Zvain used more inventive language to say the same thing. Mahtra said nothing until Pavek was inside the stone building.

That was possible. The warding was as thick and bright as any Pavek had seen before; thicker by far than the wardings the civil bureau maintained on the various postern passages through the city walls. He'd guess a high templar had hung the shimmering curtain.

"There was some light before, but there was a passage here, too." Mahtra indicated a place now hidden by the warding. "We'd use the passage. Now—They showed me what would happen if I touched the light."

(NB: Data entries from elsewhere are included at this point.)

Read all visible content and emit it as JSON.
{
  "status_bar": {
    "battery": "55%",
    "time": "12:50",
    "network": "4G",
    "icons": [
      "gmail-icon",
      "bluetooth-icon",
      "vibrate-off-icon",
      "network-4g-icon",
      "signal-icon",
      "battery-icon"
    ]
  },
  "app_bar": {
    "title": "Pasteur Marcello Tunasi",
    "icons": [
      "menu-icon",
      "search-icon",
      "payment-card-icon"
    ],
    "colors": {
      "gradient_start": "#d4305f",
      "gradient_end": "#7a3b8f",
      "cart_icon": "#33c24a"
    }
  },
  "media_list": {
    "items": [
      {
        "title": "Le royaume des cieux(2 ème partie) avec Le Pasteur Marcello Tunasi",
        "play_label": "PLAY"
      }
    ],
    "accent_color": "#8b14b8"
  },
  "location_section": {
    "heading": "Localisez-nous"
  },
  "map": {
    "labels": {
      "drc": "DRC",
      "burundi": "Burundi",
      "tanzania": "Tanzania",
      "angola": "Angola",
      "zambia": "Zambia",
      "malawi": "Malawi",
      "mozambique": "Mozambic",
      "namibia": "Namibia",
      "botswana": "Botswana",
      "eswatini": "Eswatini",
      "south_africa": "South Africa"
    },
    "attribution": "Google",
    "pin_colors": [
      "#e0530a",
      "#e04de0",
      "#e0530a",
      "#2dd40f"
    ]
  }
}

"It must be twice as powerful as the one under the walls," Ruari said, making a pensive face. He remembered warding from when Pavek had led them through a postern passage on their way to rescue Akashia from House Escrissar. "At least twice as powerful. I can feel it; it makes my teeth hurt and my hair stand up. The other one didn't. Don't think your medallion trick's going to work like it did last year."

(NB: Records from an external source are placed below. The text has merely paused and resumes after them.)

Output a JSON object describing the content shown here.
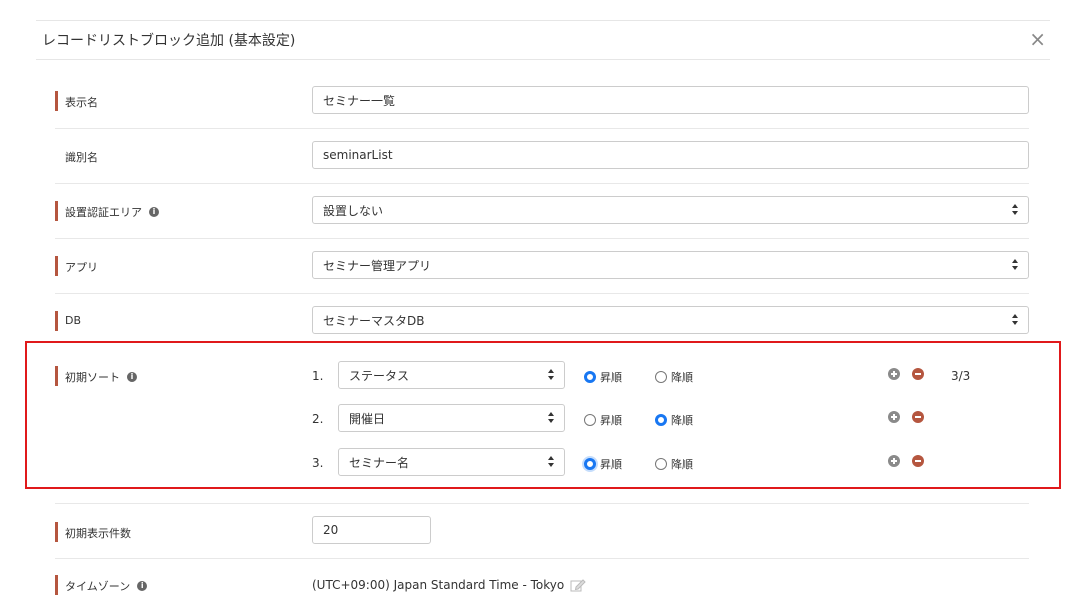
{
  "modal": {
    "title": "レコードリストブロック追加 (基本設定)",
    "close_label": "×"
  },
  "fields": {
    "display_name": {
      "label": "表示名",
      "value": "セミナー一覧"
    },
    "identifier": {
      "label": "識別名",
      "value": "seminarList"
    },
    "auth_area": {
      "label": "設置認証エリア",
      "value": "設置しない"
    },
    "app": {
      "label": "アプリ",
      "value": "セミナー管理アプリ"
    },
    "db": {
      "label": "DB",
      "value": "セミナーマスタDB"
    },
    "initial_count": {
      "label": "初期表示件数",
      "value": "20"
    },
    "timezone": {
      "label": "タイムゾーン",
      "value": "(UTC+09:00) Japan Standard Time - Tokyo"
    }
  },
  "sort": {
    "label": "初期ソート",
    "count": "3/3",
    "asc_label": "昇順",
    "desc_label": "降順",
    "rules": [
      {
        "num": "1.",
        "field": "ステータス",
        "order": "asc"
      },
      {
        "num": "2.",
        "field": "開催日",
        "order": "desc"
      },
      {
        "num": "3.",
        "field": "セミナー名",
        "order": "asc"
      }
    ]
  },
  "colors": {
    "required_bar": "#b5563f",
    "radio_active": "#1877f2",
    "highlight_border": "#e0191b"
  },
  "icons": [
    "info-icon",
    "plus-icon",
    "minus-icon",
    "edit-icon",
    "close-icon",
    "select-arrow-icon"
  ]
}
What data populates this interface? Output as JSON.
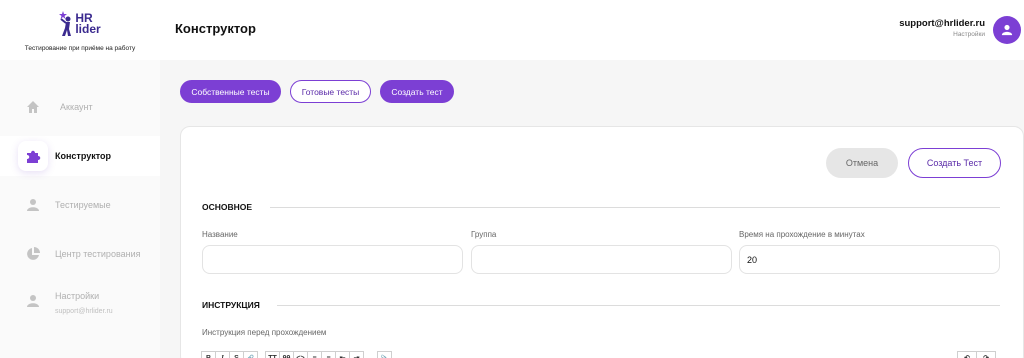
{
  "logo": {
    "line1": "HR",
    "line2": "lider",
    "tagline": "Тестирование при приёме на работу"
  },
  "sidebar": {
    "items": [
      {
        "label": "Аккаунт",
        "icon": "home-icon",
        "active": false
      },
      {
        "label": "Конструктор",
        "icon": "puzzle-icon",
        "active": true
      },
      {
        "label": "Тестируемые",
        "icon": "person-icon",
        "active": false
      },
      {
        "label": "Центр тестирования",
        "icon": "pie-chart-icon",
        "active": false
      },
      {
        "label": "Настройки",
        "sublabel": "support@hrlider.ru",
        "icon": "person-icon",
        "active": false
      }
    ]
  },
  "header": {
    "title": "Конструктор",
    "email": "support@hrlider.ru",
    "settings": "Настройки"
  },
  "tabs": [
    {
      "label": "Собственные тесты"
    },
    {
      "label": "Готовые тесты"
    },
    {
      "label": "Создать тест"
    }
  ],
  "form": {
    "cancel_label": "Отмена",
    "create_label": "Создать Тест",
    "section_main": "ОСНОВНОЕ",
    "field_name_label": "Название",
    "field_name_value": "",
    "field_group_label": "Группа",
    "field_group_value": "",
    "field_time_label": "Время на прохождение в минутах",
    "field_time_value": "20",
    "section_instruction": "ИНСТРУКЦИЯ",
    "instruction_label": "Инструкция перед прохождением"
  },
  "toolbar": {
    "bold": "B",
    "italic": "I",
    "strike": "S",
    "link": "🔗",
    "heading": "TT",
    "quote": "99",
    "code": "<>",
    "bullets": "≡",
    "numbers": "≡",
    "outdent": "⇤",
    "indent": "⇥",
    "attach": "📎",
    "undo": "↶",
    "redo": "↷"
  },
  "colors": {
    "accent": "#7c3fd4",
    "logo": "#3b2a8f"
  }
}
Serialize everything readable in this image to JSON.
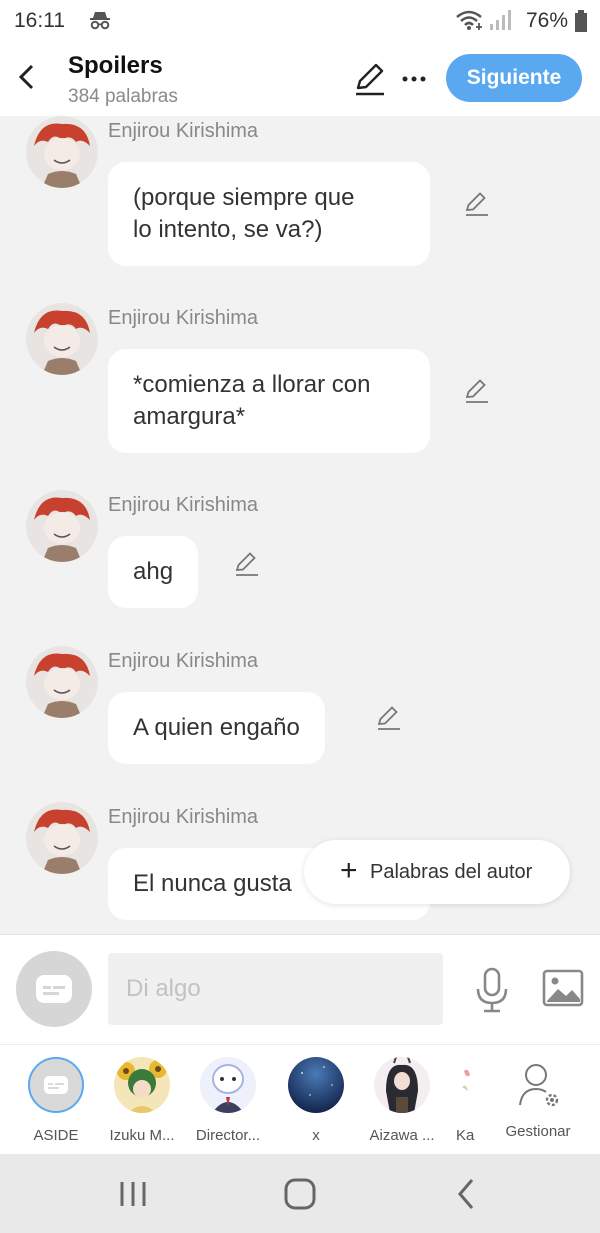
{
  "status_bar": {
    "time": "16:11",
    "battery": "76%"
  },
  "header": {
    "title": "Spoilers",
    "word_count": "384 palabras",
    "next_label": "Siguiente"
  },
  "messages": [
    {
      "author": "Enjirou Kirishima",
      "text": "(porque siempre que\nlo intento, se va?)"
    },
    {
      "author": "Enjirou Kirishima",
      "text": "*comienza a llorar con\namargura*"
    },
    {
      "author": "Enjirou Kirishima",
      "text": "ahg"
    },
    {
      "author": "Enjirou Kirishima",
      "text": "A quien engaño"
    },
    {
      "author": "Enjirou Kirishima",
      "text": "El nunca gusta"
    }
  ],
  "author_words_button": {
    "label": "Palabras del autor"
  },
  "composer": {
    "placeholder": "Di algo"
  },
  "characters": [
    {
      "label": "ASIDE"
    },
    {
      "label": "Izuku M..."
    },
    {
      "label": "Director..."
    },
    {
      "label": "x"
    },
    {
      "label": "Aizawa ..."
    },
    {
      "label": "Ka"
    },
    {
      "label": "Gestionar"
    }
  ],
  "colors": {
    "accent": "#5aa9f0",
    "avatar_hair": "#c8412e",
    "background": "#f2f2f2"
  },
  "icons": {
    "incognito": "incognito-icon",
    "wifi": "wifi-icon",
    "signal": "signal-icon",
    "battery": "battery-icon",
    "back": "chevron-left-icon",
    "edit": "pencil-icon",
    "more": "more-horizontal-icon",
    "plus": "plus-icon",
    "mic": "microphone-icon",
    "image": "image-icon",
    "manage": "user-gear-icon"
  }
}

Pavek shouldered his way to the front. He took his medallion from his neck and grasped it carefully by the edges, with the striding lion to the front. "You forget: I'm at least twice the templar I was then."

A cascade of blue-green sparks leapt to the medallion, leaving a black, wardless space in the curtain. Pavek moved the ceramic in an outward-growing spiral, collecting more sparks, making a bigger hole. His arm was numb and faintly blue-green by the time he had a hole large enough to let them through. He went last; it closed behind him, leaving them in darkness. Pavek sucked his teeth and swore under his breath.

"What's the matter?" Ruari asked.

"One-sided warding."

"So? Then we've got no problem getting out—"

The half-elf would have walked headlong into oblivion if Pavek hadn't seized his arm and shoved him against the rough stone wall.

"Death-trap, fool! Warding to keep curious folk out, but a blind trap for anyone who was already inside when the wards were set."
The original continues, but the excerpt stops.